Des voitures trop larges pour les parkings : la Chine légifère en premier
Jusqu'ici, le modèle dominant dans l'industrie automobile était celui de la batterie toujours plus grande : puisqu'elle améliore l'autonomie, les constructeurs l'ont embarquée sans retenue, au détriment du poids, des dimensions et de la consommation globale. La norme chinoise renverse cette priorité en faisant de l'efficacité (et non de la capacité brute de la batterie) le critère déterminant pour accéder au marché. L'impact attendu : un gain d'autonomie moyen d'environ 7 % pour les véhicules conformes, obtenu non pas en ajoutant des kilowattheures mais en travaillant l'aérodynamique, les matériaux et la gestion thermique.
La Chine a produit 16 millions de véhicules électriques en 2025 selon l'Agence internationale de l'énergie, et ses exportations progressent rapidement vers de nouveaux marchés, dont l'Europe. C'est dans ce contexte que le poids des voitures est devenu un enjeu systémique : une électrique vendue aujourd'hui sur le marché chinois peut dépasser 2,5 tonnes, des gabarits qui correspondent à une époque où l'autonomie affichée était le seul argument commercial qui comptait vraiment. La norme d'efficacité oblige les constructeurs à sortir de cette logique, avec des exigences graduées selon le poids du véhicule et des seuils resserrés d'environ 11 % par rapport aux recommandations précédentes.
Le malus au poids : une arme rangée au placard sous la pression des constructeurs
En France, la taxe sur la masse en ordre de marche (communément appelée malus au poids) existe depuis 2022. Elle frappe les véhicules particuliers dépassant un certain gabarit à l'achat, avec un seuil progressivement abaissé : depuis le 1er janvier 2026, les véhicules thermiques et hybrides dépassant 1 500 kilogrammes y sont soumis (contre 1 600 kg auparavant). Les voitures électriques, elles, en avaient toujours été dispensées, au motif que leurs batteries les pénalisent structurellement sur le plan du poids.

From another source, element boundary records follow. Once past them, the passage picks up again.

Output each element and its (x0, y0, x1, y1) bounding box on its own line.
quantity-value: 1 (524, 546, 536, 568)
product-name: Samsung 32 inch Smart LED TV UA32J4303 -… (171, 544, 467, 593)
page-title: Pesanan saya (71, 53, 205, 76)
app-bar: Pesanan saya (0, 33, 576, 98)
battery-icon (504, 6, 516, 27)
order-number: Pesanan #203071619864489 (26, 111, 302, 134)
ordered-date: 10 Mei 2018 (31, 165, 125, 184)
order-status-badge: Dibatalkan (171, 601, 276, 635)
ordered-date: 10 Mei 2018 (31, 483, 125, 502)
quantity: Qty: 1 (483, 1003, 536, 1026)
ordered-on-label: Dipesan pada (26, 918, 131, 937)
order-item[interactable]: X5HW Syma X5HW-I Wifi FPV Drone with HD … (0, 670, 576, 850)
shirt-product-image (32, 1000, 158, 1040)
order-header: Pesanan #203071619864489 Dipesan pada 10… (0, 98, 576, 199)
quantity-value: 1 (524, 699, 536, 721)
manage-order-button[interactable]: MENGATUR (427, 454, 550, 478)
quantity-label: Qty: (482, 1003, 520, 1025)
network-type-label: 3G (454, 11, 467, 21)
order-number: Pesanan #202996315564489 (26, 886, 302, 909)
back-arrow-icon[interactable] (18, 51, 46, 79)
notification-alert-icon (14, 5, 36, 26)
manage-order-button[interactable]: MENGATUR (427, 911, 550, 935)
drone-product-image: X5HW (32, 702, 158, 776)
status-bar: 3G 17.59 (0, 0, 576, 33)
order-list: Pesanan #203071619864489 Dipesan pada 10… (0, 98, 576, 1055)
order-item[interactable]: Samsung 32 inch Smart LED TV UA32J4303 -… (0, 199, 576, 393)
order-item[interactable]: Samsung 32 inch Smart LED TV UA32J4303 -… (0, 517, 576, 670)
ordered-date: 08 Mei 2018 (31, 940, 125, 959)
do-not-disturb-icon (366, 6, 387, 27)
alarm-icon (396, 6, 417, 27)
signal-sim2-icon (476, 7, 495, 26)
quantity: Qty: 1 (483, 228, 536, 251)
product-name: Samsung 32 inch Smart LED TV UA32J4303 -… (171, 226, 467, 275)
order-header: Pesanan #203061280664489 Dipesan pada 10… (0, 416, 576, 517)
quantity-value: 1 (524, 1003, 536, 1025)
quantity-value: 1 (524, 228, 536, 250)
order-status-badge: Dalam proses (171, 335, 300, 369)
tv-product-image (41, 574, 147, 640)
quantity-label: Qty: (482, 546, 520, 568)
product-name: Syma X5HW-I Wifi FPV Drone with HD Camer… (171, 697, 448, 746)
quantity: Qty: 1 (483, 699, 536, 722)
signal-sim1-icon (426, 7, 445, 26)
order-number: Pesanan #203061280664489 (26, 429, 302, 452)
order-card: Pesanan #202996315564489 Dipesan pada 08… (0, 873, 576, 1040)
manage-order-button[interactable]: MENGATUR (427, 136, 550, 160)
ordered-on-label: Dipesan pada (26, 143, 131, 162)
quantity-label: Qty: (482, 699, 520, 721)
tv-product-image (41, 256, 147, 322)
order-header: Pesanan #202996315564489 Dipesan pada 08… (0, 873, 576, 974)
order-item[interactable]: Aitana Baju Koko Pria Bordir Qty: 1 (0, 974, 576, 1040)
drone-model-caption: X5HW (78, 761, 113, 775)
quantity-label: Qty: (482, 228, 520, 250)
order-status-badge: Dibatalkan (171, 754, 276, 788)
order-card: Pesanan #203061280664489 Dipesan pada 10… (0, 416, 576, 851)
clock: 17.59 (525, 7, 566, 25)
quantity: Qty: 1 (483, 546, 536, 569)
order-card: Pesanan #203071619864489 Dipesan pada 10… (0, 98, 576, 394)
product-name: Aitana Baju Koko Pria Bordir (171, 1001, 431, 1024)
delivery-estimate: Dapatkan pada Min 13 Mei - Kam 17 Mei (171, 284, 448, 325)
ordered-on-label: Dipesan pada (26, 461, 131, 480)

Le projet de loi de finances 2026 prévoyait d'étendre ce dispositif aux VE les plus lourds à partir du 1er juillet 2026, avec un abattement de 600 kilogrammes pour tenir compte des batteries. Selon un amendement déposé à l'Assemblée nationale, le seuil d'éco-score retenu n'aurait exonéré que 35 % des véhicules électriques commercialisés en France, les 65 % restants y étant soumis. La filière automobile française (PFA, CCFA, Renault, Stellantis notamment) a fortement poussé contre ce dispositif, et un amendement de suppression a finalement été adopté en commission fin janvier 2026. Le budget a été définitivement adopté le 2 février sans ce malus poids sur les électriques, avec l'exonération totale maintenue jusqu'en 2028, quel que soit le gabarit ou le pays de fabrication du véhicule.

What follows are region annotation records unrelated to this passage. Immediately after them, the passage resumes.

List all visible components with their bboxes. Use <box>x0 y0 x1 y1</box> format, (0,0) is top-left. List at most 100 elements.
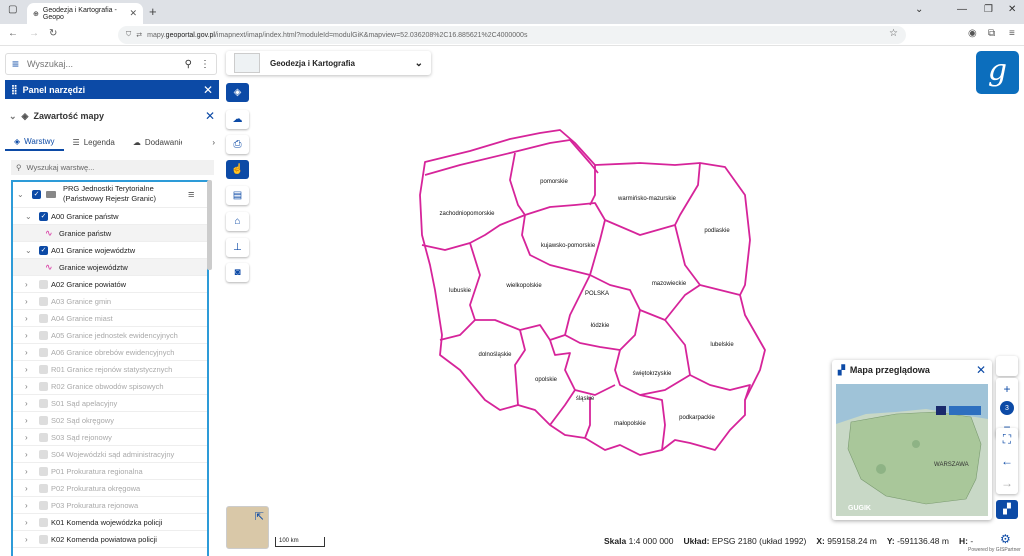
collapse-chevron-icon[interactable]: ⌄ <box>9 111 17 122</box>
layer-checkbox[interactable] <box>39 449 48 459</box>
bookmark-star-icon[interactable]: ☆ <box>889 28 898 39</box>
tab-list-icon[interactable]: ⌄ <box>915 4 923 15</box>
poland-map[interactable]: pomorskie warmińsko-mazurskie zachodniop… <box>400 125 780 470</box>
search-icon[interactable]: ⚲ <box>185 59 192 70</box>
chevron-right-icon[interactable]: › <box>25 416 28 425</box>
layer-item[interactable]: › S04 Wojewódzki sąd administracyjny <box>13 446 207 463</box>
layer-checkbox[interactable] <box>39 279 48 289</box>
layer-item[interactable]: › A04 Granice miast <box>13 310 207 327</box>
layer-item[interactable]: › P02 Prokuratura okręgowa <box>13 480 207 497</box>
legend-item[interactable]: ∿ Granice województw <box>13 259 207 276</box>
chevron-right-icon[interactable]: › <box>25 331 28 340</box>
identify-tool-button[interactable]: ☝ <box>226 160 249 179</box>
layer-scrollbar[interactable] <box>207 180 212 270</box>
zoom-in-button[interactable]: + <box>996 378 1018 400</box>
layer-group-prg[interactable]: ⌄ ✓ PRG Jednostki Terytorialne (Państwowy… <box>13 182 207 208</box>
menu-icon[interactable]: ≡ <box>1009 28 1015 39</box>
layer-checkbox[interactable] <box>39 381 48 391</box>
layer-checkbox[interactable] <box>39 313 48 323</box>
layer-item[interactable]: › K01 Komenda wojewódzka policji <box>13 514 207 531</box>
chevron-right-icon[interactable]: › <box>25 399 28 408</box>
extensions-icon[interactable]: ⧉ <box>988 28 995 39</box>
layer-checkbox[interactable] <box>39 347 48 357</box>
layer-item[interactable]: › A02 Granice powiatów <box>13 276 207 293</box>
layer-item[interactable]: › P03 Prokuratura rejonowa <box>13 497 207 514</box>
layer-item[interactable]: › S03 Sąd rejonowy <box>13 429 207 446</box>
reload-icon[interactable]: ↻ <box>49 28 57 39</box>
tab-actions-icon[interactable]: ▢ <box>8 4 17 15</box>
layer-item[interactable]: ⌄ ✓ A01 Granice województw <box>13 242 207 259</box>
full-extent-button[interactable]: ⛶ <box>996 428 1018 450</box>
previous-view-button[interactable]: ← <box>996 450 1018 472</box>
search-input[interactable] <box>27 59 177 69</box>
layer-item[interactable]: › S01 Sąd apelacyjny <box>13 395 207 412</box>
layer-item[interactable]: › R02 Granice obwodów spisowych <box>13 378 207 395</box>
layer-checkbox[interactable] <box>39 500 48 510</box>
layer-item[interactable]: › A03 Granice gmin <box>13 293 207 310</box>
clipboard-tool-button[interactable]: ▤ <box>226 186 249 205</box>
layer-item[interactable]: › R01 Granice rejonów statystycznych <box>13 361 207 378</box>
map-selector[interactable]: Geodezja i Kartografia ⌄ <box>226 51 431 75</box>
layers-tool-button[interactable]: ◈ <box>226 83 249 102</box>
legend-item[interactable]: ∿ Granice państw <box>13 225 207 242</box>
chevron-down-icon[interactable]: ⌄ <box>17 190 24 199</box>
chevron-right-icon[interactable]: › <box>25 433 28 442</box>
layer-item[interactable]: › S02 Sąd okręgowy <box>13 412 207 429</box>
layer-checkbox[interactable] <box>39 483 48 493</box>
next-view-button[interactable]: → <box>996 472 1018 494</box>
account-icon[interactable]: ◉ <box>968 28 977 39</box>
layer-item[interactable]: › K02 Komenda powiatowa policji <box>13 531 207 548</box>
chevron-right-icon[interactable]: › <box>25 518 28 527</box>
layer-checkbox[interactable] <box>39 364 48 374</box>
chevron-right-icon[interactable]: › <box>25 348 28 357</box>
chevron-right-icon[interactable]: › <box>25 314 28 323</box>
chevron-right-icon[interactable]: › <box>25 382 28 391</box>
layer-checkbox[interactable] <box>39 432 48 442</box>
tabs-next-icon[interactable]: › <box>212 138 219 147</box>
measure-tool-button[interactable]: ⊥ <box>226 238 249 257</box>
chevron-right-icon[interactable]: › <box>25 450 28 459</box>
close-overview-icon[interactable]: ✕ <box>976 363 986 377</box>
overview-map[interactable]: WARSZAWA GUGIK <box>836 384 988 516</box>
chevron-right-icon[interactable]: › <box>25 484 28 493</box>
close-tab-icon[interactable]: ✕ <box>129 8 137 19</box>
restore-icon[interactable]: ❐ <box>984 4 993 15</box>
home-tool-button[interactable]: ⌂ <box>226 212 249 231</box>
layer-item[interactable]: › A06 Granice obrebów ewidencyjnych <box>13 344 207 361</box>
chevron-right-icon[interactable]: › <box>25 297 28 306</box>
chevron-right-icon[interactable]: › <box>25 365 28 374</box>
group-checkbox[interactable]: ✓ <box>32 190 41 199</box>
hamburger-menu-icon[interactable]: ≡ <box>12 57 19 71</box>
layer-item[interactable]: › A05 Granice jednostek ewidencyjnych <box>13 327 207 344</box>
close-window-icon[interactable]: ✕ <box>1008 4 1016 15</box>
layer-checkbox[interactable] <box>39 466 48 476</box>
close-map-content-icon[interactable]: ✕ <box>205 109 215 123</box>
back-icon[interactable]: ← <box>8 28 18 39</box>
layer-checkbox[interactable] <box>39 517 48 527</box>
chevron-right-icon[interactable]: › <box>25 501 28 510</box>
browser-tab[interactable]: ⊕ Geodezja i Kartografia - Geopo ✕ <box>27 3 143 24</box>
chevron-right-icon[interactable]: › <box>25 535 28 544</box>
chevron-right-icon[interactable]: › <box>25 280 28 289</box>
basemap-switcher[interactable]: ⇱ <box>226 506 269 549</box>
zoom-extra-button[interactable] <box>996 356 1018 376</box>
minimize-icon[interactable]: — <box>957 4 967 15</box>
layer-checkbox[interactable] <box>39 330 48 340</box>
more-options-icon[interactable]: ⋮ <box>200 59 210 70</box>
crs-readout[interactable]: Układ: EPSG 2180 (układ 1992) <box>684 536 807 546</box>
layer-checkbox[interactable] <box>39 398 48 408</box>
close-tools-panel-icon[interactable]: ✕ <box>203 83 213 97</box>
layer-checkbox[interactable] <box>39 296 48 306</box>
tab-layers[interactable]: ◈ Warstwy <box>5 133 64 151</box>
group-menu-icon[interactable]: ≡ <box>188 189 194 201</box>
layer-checkbox[interactable] <box>39 534 48 544</box>
geoportal-logo[interactable]: g <box>976 51 1019 94</box>
chevron-right-icon[interactable]: › <box>25 467 28 476</box>
chevron-down-icon[interactable]: ⌄ <box>25 246 32 255</box>
layer-item[interactable]: ⌄ ✓ A00 Granice państw <box>13 208 207 225</box>
new-tab-icon[interactable]: + <box>149 4 157 19</box>
layer-item[interactable]: › P01 Prokuratura regionalna <box>13 463 207 480</box>
layer-checkbox[interactable] <box>39 415 48 425</box>
forward-icon[interactable]: → <box>29 28 39 39</box>
cloud-tool-button[interactable]: ☁ <box>226 110 249 129</box>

L'exécutif, qui souhaitait orienter les achats vers des véhicules à plus faible empreinte carbone et pénaliser indirectement les modèles chinois peu écoscorés, s'est retrouvé désavoué par le Parlement. À l'échelle européenne, il n'existe par ailleurs pas l'équivalent d'une norme d'efficacité obligatoire par modèle pour les VE : les politiques climatiques de l'UE s'appuient sur des objectifs d'émissions de CO2 par flotte de constructeur, pas sur des plafonds de consommation à l'immatriculation.
Pour l'instant, les constructeurs chinois s'adaptent à une norme d'efficacité que l'Europe n'a pas encore jugé bon de reprendre. Leurs modèles les mieux classés sur la consommation, rationalisés par obligation réglementaire à Pékin, arriveront sur le marché français sans le moindre malus sur leur masse. La sobriété par décret a ses avantages, y compris pour les marchés qui ont décidé de ne pas décréter.